Blanka Vlašić, the Croatian world champion for this event this year, won the event with a good high of 2.00 m.

| Position | Country | Athlete | Height |
|---|---|---|---|
| 1 | Croatia | Blanka Vlašić | 2.00 |
| 2 | Russia | Yekaterina Savchenko | 1.97 |
| 2 | Russia | Yelena Slesarenko | 1.97 |
| 4 | Spain | Ruth Beitia | 1.94 |
| 5 | Russia | Anna Chicherova | 1.94 |
| 5 | Ukraine | Vita Palamar | 1.94 |
| 7 | Germany | Ariane Friedrich | 1.90 |
| 8 | Kazakhstan | Marina Aitova | 1.85 |
| 8 | Sweden | Emma Green | 1.85 |
| 10 | United States | Amy Acuff | 1.85 |
| - | Canada | Nicole Forrester | NM |

=== Women's Pole Vault ===

Olympic, World, and European Champion, Yelena Isinbayeva, completed her 6 wins in 2007 Golden League in this meet.

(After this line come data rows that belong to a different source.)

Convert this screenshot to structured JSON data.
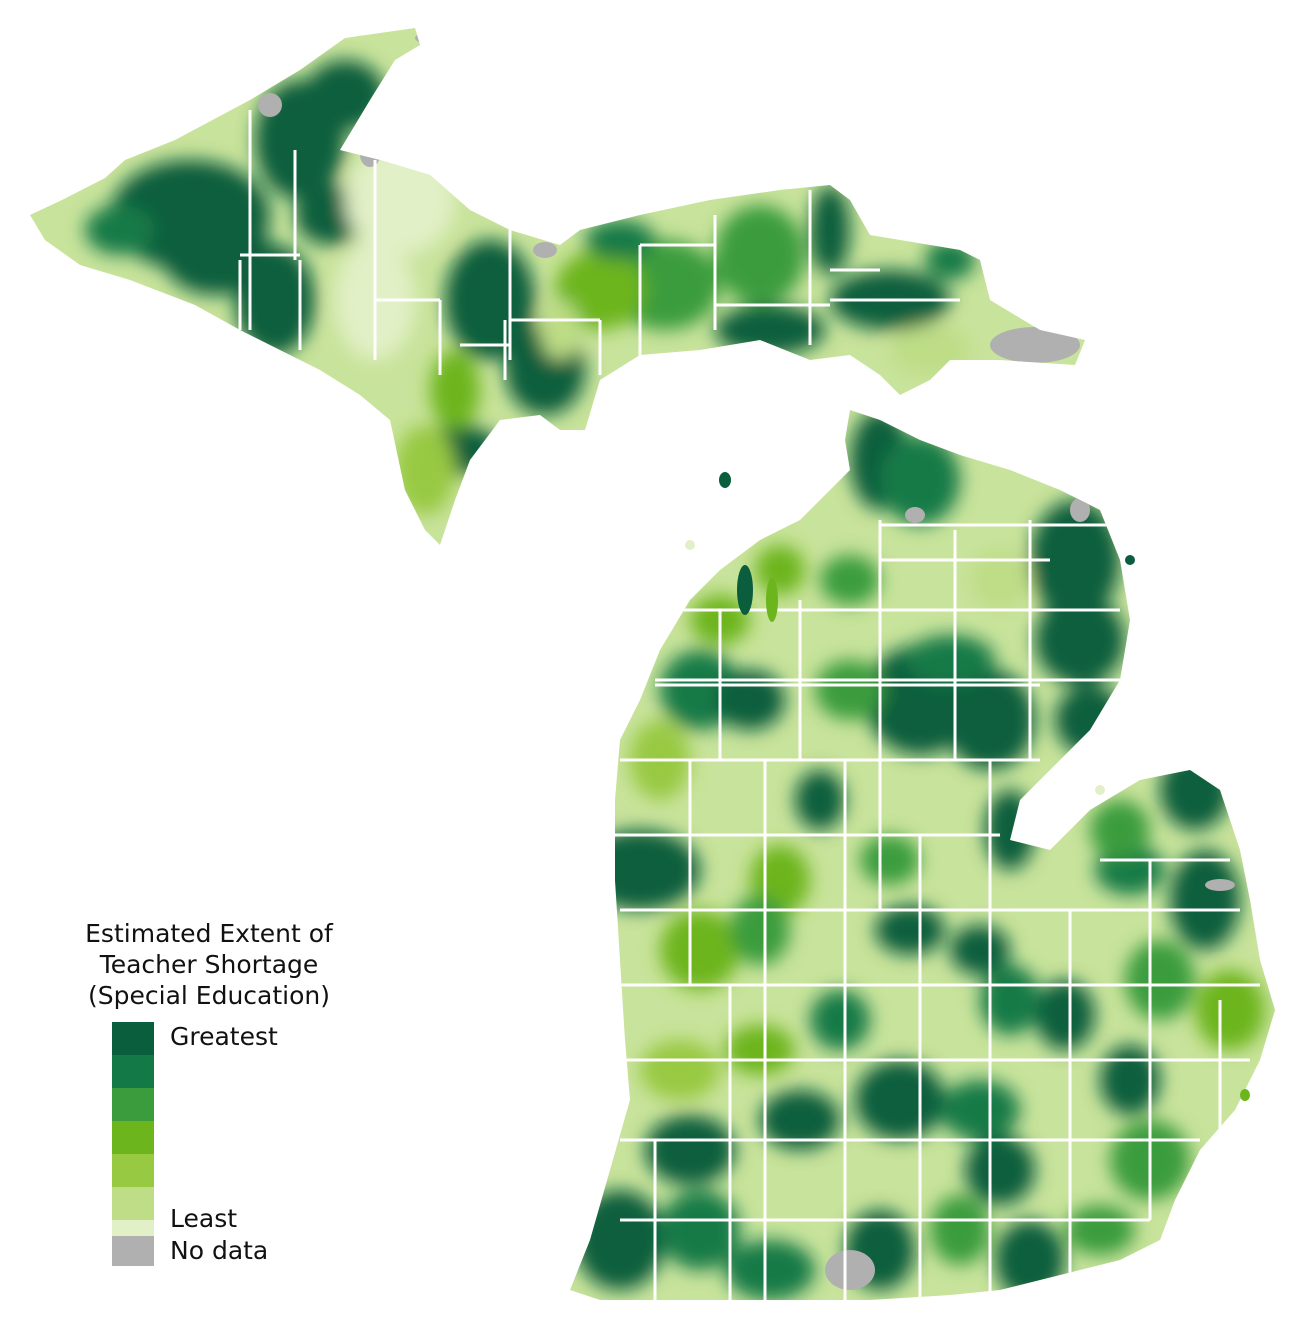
{
  "legend": {
    "title_line1": "Estimated Extent of",
    "title_line2": "Teacher Shortage",
    "title_line3": "(Special Education)",
    "label_high": "Greatest",
    "label_low": "Least",
    "label_nodata": "No data",
    "scale_colors": [
      "#0b5e3d",
      "#137a47",
      "#3a9c3c",
      "#6db51c",
      "#98c942",
      "#bedd86",
      "#e1f0c6"
    ],
    "nodata_color": "#b0b0b0"
  },
  "colors": {
    "land_base": "#c8e39b",
    "county_border": "#ffffff",
    "background": "#ffffff"
  }
}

| Position | Country | Athlete | Height |
|---|---|---|---|
| 1 | Russia | Yelena Isinbayeva | 4.82 |
| 2 | Poland | Monika Pyrek | 4.72 |
| 3 | Russia | Svetlana Feofanova | 4.72 |
| 4 | France | Vanessa Boslak | 4.62 |
| 5 | Czech Republic | Kateřina Baďurová | 4.52 |
| 6 | Germany | Silke Spiegelburg | 4.52 |
| 7 | Russia | Yuliya Golubchikova | 4.42 |
| 7 | Brazil | Fabiana Murer | 4.42 |

=== Women's Javelin Throw ===

| Position | Athlete | Country | Distance |
|---|---|---|---|
| 1 | Christina Obergföll | Germany | 64.58 |
| 2 | Barbora Špotáková | Czech Republic | 64.51 |
| 3 | Steffi Nerius | Germany | 64.49 |
| 4 | Mariya Abakumova | Russia | 60.40 |
| 5 | Sávva Líka | Greece | 60.40 |
| 6 | Sonia Bisset | Cuba | 60.03 |
| 7 | Barbara Madejczyk | Poland | 59.36 |
| 8 | Nikola Brejchová | Czech Republic | 59.17 |
| 9 | Linda Stahl | Germany | 57.72 |
| 10 | Lada Chernova | Russia | 56.06 |

== Jackpot Winners==

Yelena Isinbaeva from Russia, in the women's Pole Vault event; and Sanya Richards from United States, in the women's 400 m event. Each of them got a prize of $500,000.